Once word gets out, I seriously doubt there'll be many left to go around, so right now put aside this review and get as many tickets as you can for South Side Stories. The new work written and performed by Tami Dixon makes its dazzling premiere at City Theatre.

Dixon has been coaxing residents of Pittsburgh's South Side into telling her the stories of their lives. With assistance from director Matt M. Morrow and dramaturge Carlyn Aquiline, she's woven them into a one-woman show that's just a big, fat, evening of bliss.

I can't remember the last time I was so captivated, so enthralled in the theater. Dixon's known as a powerhouse performer, so her delicately and indelibly etched characters are no surprise, directed to crystalline point by Morrow. But South Side Stories is her first foray into playwriting, and I am set back on my heels by the surety and adventure of her writing.

And I was a little nervous going in. Too often — and I'm as guilty as anyone — there is a great deal of condescension aimed toward "yinzers." Dixon is not a native, so I was worried she'd miss the desperate authenticity of Pittsburgh lives and living.

Boy, was I wrong. She summons a huge array of locals without a whiff of irony or remove, and we get an intermissionless 90 minutes of hardscrabble nobility and, for lack of a better word, "realness."

She doesn't present these people as museum pieces we're meant to admire for their plucky working-class honesty. Rather, she's created full-blooded, full-bodied humans who couldn't care about your patrician admiration.

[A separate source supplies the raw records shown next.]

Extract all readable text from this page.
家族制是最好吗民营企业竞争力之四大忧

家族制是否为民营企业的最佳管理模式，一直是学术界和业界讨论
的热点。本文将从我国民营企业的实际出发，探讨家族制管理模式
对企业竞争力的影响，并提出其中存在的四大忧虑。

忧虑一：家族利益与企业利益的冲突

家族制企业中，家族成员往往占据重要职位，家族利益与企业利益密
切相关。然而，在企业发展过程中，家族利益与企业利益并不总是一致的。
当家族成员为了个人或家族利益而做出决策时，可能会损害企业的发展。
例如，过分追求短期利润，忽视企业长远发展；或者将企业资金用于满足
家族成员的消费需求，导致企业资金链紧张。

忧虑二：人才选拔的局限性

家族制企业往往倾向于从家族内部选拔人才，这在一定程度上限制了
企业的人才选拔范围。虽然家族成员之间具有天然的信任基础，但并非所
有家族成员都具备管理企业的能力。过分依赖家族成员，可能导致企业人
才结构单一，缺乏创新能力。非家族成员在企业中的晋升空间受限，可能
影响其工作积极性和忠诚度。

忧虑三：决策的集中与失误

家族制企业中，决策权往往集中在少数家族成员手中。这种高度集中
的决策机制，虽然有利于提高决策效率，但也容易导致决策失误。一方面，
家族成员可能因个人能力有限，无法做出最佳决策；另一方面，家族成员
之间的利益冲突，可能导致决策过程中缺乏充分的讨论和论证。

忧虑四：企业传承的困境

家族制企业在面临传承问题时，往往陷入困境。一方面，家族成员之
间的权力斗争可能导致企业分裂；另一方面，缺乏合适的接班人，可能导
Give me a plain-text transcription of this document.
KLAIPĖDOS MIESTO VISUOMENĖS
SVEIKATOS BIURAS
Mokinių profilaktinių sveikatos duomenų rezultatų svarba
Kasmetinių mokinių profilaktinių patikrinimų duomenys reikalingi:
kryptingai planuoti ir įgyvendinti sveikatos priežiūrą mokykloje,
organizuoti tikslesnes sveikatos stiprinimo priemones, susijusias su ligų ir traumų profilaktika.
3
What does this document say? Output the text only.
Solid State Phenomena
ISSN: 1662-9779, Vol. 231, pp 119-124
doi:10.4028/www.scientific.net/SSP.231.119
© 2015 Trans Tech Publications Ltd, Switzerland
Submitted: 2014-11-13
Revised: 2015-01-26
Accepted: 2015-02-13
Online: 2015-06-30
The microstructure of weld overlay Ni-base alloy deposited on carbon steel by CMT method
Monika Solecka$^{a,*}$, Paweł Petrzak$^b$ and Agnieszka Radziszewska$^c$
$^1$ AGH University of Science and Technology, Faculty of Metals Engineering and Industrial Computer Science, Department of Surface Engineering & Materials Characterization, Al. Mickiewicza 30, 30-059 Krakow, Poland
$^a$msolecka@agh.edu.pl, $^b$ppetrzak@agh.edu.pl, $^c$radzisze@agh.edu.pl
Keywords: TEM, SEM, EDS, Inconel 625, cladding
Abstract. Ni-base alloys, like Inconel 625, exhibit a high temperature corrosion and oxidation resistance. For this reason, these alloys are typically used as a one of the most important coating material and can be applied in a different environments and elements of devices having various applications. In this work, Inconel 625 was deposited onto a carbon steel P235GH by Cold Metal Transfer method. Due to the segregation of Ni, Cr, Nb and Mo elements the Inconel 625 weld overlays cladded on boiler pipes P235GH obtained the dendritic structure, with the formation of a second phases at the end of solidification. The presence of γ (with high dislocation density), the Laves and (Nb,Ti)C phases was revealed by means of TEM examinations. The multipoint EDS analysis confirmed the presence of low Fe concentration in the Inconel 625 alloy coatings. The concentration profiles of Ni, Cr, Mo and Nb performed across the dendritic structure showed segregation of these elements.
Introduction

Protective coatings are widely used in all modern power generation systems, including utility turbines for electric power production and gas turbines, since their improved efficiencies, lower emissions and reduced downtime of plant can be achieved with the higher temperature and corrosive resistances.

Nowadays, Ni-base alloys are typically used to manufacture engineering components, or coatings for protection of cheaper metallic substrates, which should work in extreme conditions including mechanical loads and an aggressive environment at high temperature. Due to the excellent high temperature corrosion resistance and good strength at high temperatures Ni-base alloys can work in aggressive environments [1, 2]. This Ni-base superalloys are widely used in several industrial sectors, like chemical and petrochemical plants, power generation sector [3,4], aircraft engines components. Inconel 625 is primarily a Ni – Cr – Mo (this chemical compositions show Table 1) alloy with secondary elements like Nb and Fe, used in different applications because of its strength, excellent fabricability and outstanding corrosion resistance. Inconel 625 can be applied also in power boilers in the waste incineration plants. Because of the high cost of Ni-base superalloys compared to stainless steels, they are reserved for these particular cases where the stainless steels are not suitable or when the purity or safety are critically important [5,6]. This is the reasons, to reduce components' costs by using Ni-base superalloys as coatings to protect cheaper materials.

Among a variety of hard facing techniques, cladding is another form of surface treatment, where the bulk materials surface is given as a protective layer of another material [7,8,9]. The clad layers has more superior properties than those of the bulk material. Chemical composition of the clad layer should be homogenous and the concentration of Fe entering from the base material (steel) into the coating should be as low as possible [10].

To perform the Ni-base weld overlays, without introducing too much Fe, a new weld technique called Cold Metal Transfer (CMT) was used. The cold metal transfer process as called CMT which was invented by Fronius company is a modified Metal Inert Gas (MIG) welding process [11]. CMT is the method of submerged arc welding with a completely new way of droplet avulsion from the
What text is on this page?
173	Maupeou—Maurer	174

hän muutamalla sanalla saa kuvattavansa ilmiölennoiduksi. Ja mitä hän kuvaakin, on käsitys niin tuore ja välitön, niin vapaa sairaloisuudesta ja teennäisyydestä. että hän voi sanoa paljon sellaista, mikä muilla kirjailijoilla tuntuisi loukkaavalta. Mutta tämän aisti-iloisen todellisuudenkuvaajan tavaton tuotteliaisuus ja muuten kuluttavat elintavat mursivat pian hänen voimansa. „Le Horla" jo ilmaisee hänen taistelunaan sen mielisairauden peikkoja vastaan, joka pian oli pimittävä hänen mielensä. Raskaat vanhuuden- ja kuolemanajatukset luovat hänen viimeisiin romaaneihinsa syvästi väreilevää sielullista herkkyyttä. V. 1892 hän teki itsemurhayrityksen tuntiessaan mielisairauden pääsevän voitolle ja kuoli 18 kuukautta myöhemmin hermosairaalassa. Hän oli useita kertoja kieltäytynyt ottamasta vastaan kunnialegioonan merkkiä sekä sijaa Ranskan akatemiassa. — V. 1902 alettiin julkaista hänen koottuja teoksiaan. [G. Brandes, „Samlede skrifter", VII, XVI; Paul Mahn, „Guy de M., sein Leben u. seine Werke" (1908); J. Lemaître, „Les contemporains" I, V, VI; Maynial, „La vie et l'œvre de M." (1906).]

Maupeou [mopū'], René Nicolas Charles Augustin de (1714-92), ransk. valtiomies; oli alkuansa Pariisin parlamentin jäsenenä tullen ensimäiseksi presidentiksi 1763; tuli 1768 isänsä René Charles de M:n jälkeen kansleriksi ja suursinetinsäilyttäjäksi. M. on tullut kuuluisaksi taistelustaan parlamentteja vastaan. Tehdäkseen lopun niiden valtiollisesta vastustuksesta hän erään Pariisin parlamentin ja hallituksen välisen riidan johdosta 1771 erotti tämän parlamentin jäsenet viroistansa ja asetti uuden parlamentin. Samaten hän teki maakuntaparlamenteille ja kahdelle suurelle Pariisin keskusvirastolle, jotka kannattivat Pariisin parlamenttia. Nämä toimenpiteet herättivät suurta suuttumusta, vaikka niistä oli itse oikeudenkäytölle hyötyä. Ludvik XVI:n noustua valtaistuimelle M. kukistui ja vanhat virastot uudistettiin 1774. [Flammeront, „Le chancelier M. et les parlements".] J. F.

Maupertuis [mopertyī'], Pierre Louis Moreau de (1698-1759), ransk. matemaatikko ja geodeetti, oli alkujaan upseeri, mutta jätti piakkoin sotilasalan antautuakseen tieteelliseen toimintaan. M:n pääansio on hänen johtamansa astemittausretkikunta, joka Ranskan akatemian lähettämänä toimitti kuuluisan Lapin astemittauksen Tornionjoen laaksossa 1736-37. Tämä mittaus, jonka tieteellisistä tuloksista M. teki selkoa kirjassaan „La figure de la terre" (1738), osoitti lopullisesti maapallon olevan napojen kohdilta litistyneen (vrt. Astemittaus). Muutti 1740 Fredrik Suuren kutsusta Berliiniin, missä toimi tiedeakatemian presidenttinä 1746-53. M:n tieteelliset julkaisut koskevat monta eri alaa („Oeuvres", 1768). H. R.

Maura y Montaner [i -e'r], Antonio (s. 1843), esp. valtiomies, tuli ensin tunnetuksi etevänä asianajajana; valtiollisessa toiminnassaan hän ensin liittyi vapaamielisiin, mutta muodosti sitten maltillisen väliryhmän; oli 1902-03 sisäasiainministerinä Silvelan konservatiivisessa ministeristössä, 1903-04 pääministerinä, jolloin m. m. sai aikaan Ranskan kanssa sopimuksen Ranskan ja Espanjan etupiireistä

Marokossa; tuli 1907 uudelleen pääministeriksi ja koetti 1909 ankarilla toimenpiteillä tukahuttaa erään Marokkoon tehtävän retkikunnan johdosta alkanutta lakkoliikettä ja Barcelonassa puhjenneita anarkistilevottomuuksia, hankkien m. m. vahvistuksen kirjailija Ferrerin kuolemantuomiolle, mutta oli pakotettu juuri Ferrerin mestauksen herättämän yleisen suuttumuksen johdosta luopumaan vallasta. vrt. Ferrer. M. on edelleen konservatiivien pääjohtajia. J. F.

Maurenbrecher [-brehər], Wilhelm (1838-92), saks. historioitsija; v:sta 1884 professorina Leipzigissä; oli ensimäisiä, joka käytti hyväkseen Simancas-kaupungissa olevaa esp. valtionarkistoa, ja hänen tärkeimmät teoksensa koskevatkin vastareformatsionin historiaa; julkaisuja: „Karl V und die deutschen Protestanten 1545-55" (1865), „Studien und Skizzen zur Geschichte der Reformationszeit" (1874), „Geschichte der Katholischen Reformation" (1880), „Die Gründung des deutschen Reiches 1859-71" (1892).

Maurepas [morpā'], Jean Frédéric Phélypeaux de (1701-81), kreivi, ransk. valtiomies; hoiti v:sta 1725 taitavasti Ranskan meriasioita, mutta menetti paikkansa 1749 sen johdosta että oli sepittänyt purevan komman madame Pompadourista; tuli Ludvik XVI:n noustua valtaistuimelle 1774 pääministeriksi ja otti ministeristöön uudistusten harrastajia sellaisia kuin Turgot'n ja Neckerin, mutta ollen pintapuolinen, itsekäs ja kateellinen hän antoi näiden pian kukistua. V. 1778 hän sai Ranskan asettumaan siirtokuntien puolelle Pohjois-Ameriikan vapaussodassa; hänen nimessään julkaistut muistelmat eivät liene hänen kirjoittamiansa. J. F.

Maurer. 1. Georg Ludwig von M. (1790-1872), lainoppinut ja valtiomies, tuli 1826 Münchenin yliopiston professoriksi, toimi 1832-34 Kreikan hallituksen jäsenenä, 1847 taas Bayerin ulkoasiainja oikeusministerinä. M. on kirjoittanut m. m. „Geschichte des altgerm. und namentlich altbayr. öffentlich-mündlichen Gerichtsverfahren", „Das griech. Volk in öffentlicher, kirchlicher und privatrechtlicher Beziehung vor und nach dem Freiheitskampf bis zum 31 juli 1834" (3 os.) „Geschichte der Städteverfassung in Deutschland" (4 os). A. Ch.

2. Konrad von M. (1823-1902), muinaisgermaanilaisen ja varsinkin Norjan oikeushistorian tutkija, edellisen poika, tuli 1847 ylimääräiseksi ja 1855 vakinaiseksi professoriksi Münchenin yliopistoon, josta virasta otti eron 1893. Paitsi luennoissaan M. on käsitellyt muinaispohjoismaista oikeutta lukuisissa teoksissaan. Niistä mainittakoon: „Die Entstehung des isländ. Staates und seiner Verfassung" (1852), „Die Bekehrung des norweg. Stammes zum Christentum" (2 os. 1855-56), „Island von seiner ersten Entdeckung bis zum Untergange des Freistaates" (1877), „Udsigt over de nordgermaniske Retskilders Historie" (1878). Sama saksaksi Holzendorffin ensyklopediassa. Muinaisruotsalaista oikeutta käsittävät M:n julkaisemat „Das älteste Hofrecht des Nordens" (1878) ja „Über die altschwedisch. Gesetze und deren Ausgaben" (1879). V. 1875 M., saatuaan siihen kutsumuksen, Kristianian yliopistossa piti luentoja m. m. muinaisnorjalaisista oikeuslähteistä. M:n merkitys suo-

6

Since I'm sure this piece is going places, I would make one suggestion for the revision process: Dixon's added a framing device from one of her own South Side experiences. It may be the "truest" of the stories she tells, but oddly it feels the most false. The poetic, intensely confessional tone calls attention to itself and feels grafted onto everything else.

I close out by mentioning the perfectly styled projections provided by David Pohl. And I urge you to go get tickets – if there's any left.